Nearly ten years ago, Donald Preece and I wrote the first draft of a set of notes on primitive lambda-roots. We could never decide what do do with them: they were too short for a monograph, too long (and expository) for a research paper. We discussed it but didn’t get around to doing anything with them apart from putting them on the web.

Now we can no longer discuss them, but I would like them to be read and used. So I have decided to put the current version (with some very minor changes, mainly bringing the references up to date) with my lecture notes.

Below is a slightly edited version of the preface of the notes.

The most important examples of finite commutative rings with identity are undoubtedly the rings Zn of integers mod n, for nN.

In the case where n is a prime number p, Zp is a field: its non-zero elements form a multiplicative group. This group is cyclic, of order n−1, and its generators are the primitive roots mod p.

If n is not prime, then Zn is not a field: an element x is invertible if and only if it is coprime to n, that is, gcd(n,x) = 1. The invertible elements of Zn form a group U(n), the group of units mod n; its order is φ(n), where φ is Euler’s phi-function.

If this group is cyclic, its generators are again called primitive roots. However, this is a rare event: it occurs only if n is an odd prime power, or twice an odd prime power, or 4.
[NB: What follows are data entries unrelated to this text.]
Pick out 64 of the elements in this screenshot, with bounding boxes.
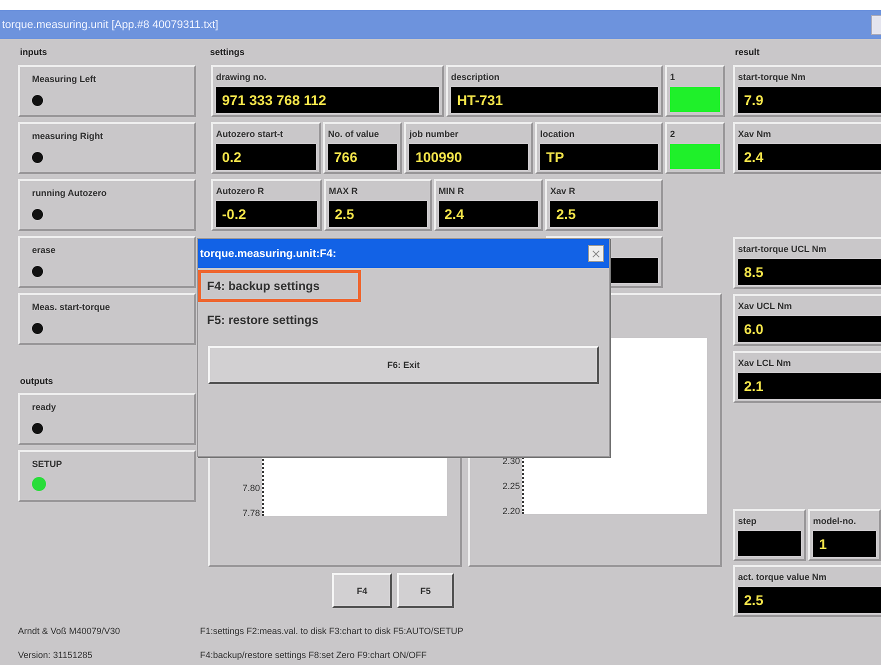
indicator-label: Meas. start-torque bbox=[32, 301, 110, 314]
display-label: start-torque Nm bbox=[738, 71, 807, 84]
value-display: -0.2 bbox=[216, 201, 317, 227]
vendor-text: Arndt & Voß M40079/V30 bbox=[18, 625, 122, 638]
value-display: 7.9 bbox=[738, 87, 881, 113]
value-display: 2.4 bbox=[438, 201, 538, 227]
menu-option[interactable]: F5: restore settings bbox=[198, 304, 328, 336]
value-display: 1 bbox=[813, 531, 876, 557]
section-heading: result bbox=[734, 46, 761, 59]
axis-tick-label: 7.80 bbox=[242, 482, 260, 494]
axis-tick-label: 2.25 bbox=[502, 480, 520, 492]
value-display: HT-731 bbox=[450, 87, 658, 113]
value-display: 2.5 bbox=[738, 587, 881, 613]
display-label: Xav Nm bbox=[738, 128, 772, 141]
function-key-button[interactable]: F4 bbox=[332, 573, 392, 608]
display-label: Xav UCL Nm bbox=[738, 300, 793, 313]
display-label: description bbox=[450, 71, 500, 84]
display-label: MIN R bbox=[438, 185, 466, 198]
section-heading: settings bbox=[209, 46, 246, 59]
value-display: 2.1 bbox=[738, 373, 881, 399]
value-display: 100990 bbox=[409, 144, 528, 170]
display-label: step bbox=[738, 515, 758, 528]
axis-tick-label: 7.78 bbox=[242, 507, 260, 519]
display-label: model-no. bbox=[813, 515, 857, 528]
display-label: act. torque value Nm bbox=[738, 571, 828, 584]
help-text: F4:backup/restore settings F8:set Zero F9:chart ON/OFF bbox=[200, 649, 428, 662]
value-display: 2.5 bbox=[550, 201, 658, 227]
display-label: Xav R bbox=[550, 185, 576, 198]
indicator-label: SETUP bbox=[32, 458, 62, 471]
display-label: Xav LCL Nm bbox=[738, 357, 792, 370]
value-display: 971 333 768 112 bbox=[216, 87, 439, 113]
indicator-label: measuring Right bbox=[32, 130, 104, 143]
value-display: 2.4 bbox=[738, 144, 881, 170]
display-label: No. of value bbox=[328, 128, 380, 141]
value-display: 766 bbox=[328, 144, 398, 170]
display-label: MAX R bbox=[328, 185, 359, 198]
menu-option[interactable]: F4: backup settings bbox=[198, 270, 361, 302]
section-heading: inputs bbox=[19, 46, 48, 59]
axis-tick-label: 2.30 bbox=[502, 455, 520, 467]
version-text: Version: 31151285 bbox=[18, 649, 94, 662]
exit-button[interactable]: F6: Exit bbox=[208, 346, 599, 384]
display-label: drawing no. bbox=[216, 71, 268, 84]
help-text: F1:settings F2:meas.val. to disk F3:chart to disk F5:AUTO/SETUP bbox=[200, 625, 464, 638]
display-label: job number bbox=[409, 128, 460, 141]
value-display: 0.2 bbox=[216, 144, 316, 170]
indicator-label: ready bbox=[32, 401, 56, 414]
display-label: Autozero start-t bbox=[216, 128, 284, 141]
indicator-label: erase bbox=[32, 244, 56, 257]
value-display: 2.5 bbox=[328, 201, 427, 227]
value-display: TP bbox=[540, 144, 658, 170]
section-heading: outputs bbox=[19, 375, 54, 388]
window-title: torque.measuring.unit [App.#8 40079311.txt] bbox=[1, 18, 218, 30]
axis-tick-label: 2.20 bbox=[502, 505, 520, 517]
indicator-label: running Autozero bbox=[32, 187, 107, 200]
display-label: start-torque UCL Nm bbox=[738, 243, 828, 256]
lamp-label: 1 bbox=[670, 71, 676, 84]
dialog-title: torque.measuring.unit:F4: bbox=[200, 248, 336, 260]
function-key-button[interactable]: F5 bbox=[397, 573, 454, 608]
value-display: 6.0 bbox=[738, 316, 881, 342]
indicator-label: Measuring Left bbox=[32, 73, 96, 86]
value-display: 8.5 bbox=[738, 259, 881, 285]
display-label: location bbox=[540, 128, 576, 141]
display-label: Autozero R bbox=[216, 185, 265, 198]
lamp-label: 2 bbox=[670, 128, 676, 141]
To replace this, Carmichael introduced his lambda-function λ(n), the exponent of U(n), that is, the smallest number m such that every unit x satisfies xm = 1. A primitive lambda-root (or PLR) is a unit whose order is λ(n). Clearly, primitive lambda-roots exist for all n. They are the object of our study.
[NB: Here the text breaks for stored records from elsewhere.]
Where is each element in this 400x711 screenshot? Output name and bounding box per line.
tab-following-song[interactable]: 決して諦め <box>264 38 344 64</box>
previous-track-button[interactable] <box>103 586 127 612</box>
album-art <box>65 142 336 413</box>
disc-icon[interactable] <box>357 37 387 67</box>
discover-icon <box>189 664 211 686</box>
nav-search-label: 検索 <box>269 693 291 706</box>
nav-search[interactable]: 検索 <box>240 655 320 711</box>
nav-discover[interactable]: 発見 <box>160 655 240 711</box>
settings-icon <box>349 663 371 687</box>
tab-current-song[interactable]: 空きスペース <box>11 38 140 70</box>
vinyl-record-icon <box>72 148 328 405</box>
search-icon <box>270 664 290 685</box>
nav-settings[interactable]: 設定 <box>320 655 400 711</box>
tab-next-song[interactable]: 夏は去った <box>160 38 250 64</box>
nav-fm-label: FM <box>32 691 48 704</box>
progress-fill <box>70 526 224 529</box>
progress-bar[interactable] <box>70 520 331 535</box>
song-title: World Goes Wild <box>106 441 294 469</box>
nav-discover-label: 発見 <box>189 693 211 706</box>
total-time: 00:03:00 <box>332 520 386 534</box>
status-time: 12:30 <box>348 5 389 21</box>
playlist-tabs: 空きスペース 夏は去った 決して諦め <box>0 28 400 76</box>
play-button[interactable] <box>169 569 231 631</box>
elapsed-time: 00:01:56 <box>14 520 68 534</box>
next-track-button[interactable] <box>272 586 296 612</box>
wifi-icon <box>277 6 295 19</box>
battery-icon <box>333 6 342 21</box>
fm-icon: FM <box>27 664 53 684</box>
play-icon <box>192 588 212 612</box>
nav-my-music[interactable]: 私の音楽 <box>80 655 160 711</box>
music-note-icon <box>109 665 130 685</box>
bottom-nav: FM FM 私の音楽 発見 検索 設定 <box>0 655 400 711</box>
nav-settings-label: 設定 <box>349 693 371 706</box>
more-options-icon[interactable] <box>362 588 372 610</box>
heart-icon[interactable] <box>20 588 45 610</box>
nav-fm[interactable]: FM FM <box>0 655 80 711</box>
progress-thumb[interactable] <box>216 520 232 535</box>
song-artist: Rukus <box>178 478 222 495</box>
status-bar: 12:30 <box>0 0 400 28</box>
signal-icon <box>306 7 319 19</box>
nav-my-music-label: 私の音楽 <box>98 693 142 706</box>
The role of finite fields in combinatorial constructions is well known. Our motivation is the fact that, with some ingenuity, the methods can be extended to Zn in some cases, with PLRs playing the role of primitive roots. The first chapter gives a couple of examples, the construction of terraces and difference sets.

Three other features of the text should be noted.

1. Our aim is expository; we begin with an account of the algebra we need, and end with a short discussion of the role of the lambda-function in the RSA cryptosystem.
2. We pose many open problems along the way. We hope that other researchers will find something to their taste here, as Thomas Müller and Jan-Christoph Schlage-Puchta have already done in one case.
3. We have implemented many of our calculations in GAP, and a file of documented GAP code accompanies the notes, to make further exploration easy.

The notes are here. I haven’t found a way yet of publishing the GAP code in a satisfactory format; you can extract it from the notes if you are in a hurry.